Milhous was obsessively leaping from box to box, and finally Lily thought, “lileee leap two” and she hoisted herself off the couch, where she’s been since September, tried jumping into a box but could not lift her girth, fell backward like an otter and went back to her spot on the couch.
I had Christmas dinner with Chris and Lilly and their other friends and family, and their home is so lovely and they’re such grownups. See below.
The food was delicious, and one of Lilly’s friends is a baker, and I got to take home some of his chocolate caramel popcorn he made, and I’m sorry to tell you half of it is mysteriously gone. [UPDATE ONE HOUR LATER: popcorn is gone. Someone alert the authorities.]

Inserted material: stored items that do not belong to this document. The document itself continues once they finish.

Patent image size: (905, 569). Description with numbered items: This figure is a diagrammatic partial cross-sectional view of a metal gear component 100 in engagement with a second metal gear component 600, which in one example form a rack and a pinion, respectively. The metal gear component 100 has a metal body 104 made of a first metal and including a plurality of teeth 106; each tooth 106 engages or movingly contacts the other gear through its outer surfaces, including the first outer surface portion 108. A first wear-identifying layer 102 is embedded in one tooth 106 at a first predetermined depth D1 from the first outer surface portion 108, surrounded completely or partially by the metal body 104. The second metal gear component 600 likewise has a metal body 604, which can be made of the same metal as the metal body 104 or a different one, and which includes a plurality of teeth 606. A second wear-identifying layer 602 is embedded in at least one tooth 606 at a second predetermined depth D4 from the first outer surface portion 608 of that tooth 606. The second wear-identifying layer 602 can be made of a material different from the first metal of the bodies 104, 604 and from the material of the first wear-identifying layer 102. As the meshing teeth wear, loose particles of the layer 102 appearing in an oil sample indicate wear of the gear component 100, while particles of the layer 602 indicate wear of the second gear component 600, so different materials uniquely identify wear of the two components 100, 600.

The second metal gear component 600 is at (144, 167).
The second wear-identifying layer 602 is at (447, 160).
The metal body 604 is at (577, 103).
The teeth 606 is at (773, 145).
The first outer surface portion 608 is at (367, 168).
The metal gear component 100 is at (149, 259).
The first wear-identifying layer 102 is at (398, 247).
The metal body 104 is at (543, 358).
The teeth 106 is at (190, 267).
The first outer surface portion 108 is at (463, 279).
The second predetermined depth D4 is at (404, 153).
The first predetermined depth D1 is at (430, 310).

Anyway, that was Christmas, and OOOO, lemme show you my gift bag that my gifts from Chris and Lilly came in.
Oh my god, I love that gift bag. I saved it in the closet like an old lady. “Like” an old lady.
WordPress’s new editing feature doesn’t tell you how many words you’ve typed, but I feel like the answer is four thousand ninety-two.
However, just as I was wrapping this up, so to speak, Eds started barking, and I realized, right then I knew, a package had come for me. It’s from Faithful Reader Paula! Let’s open it together, shall we?
Some of my romance magazines! Oh my god, I adore these. Now I won’t go anywhere or do anything till I’ve read both cover to cover. I can’t wait to slip on my herringbone bikini and read how to satisfy boys.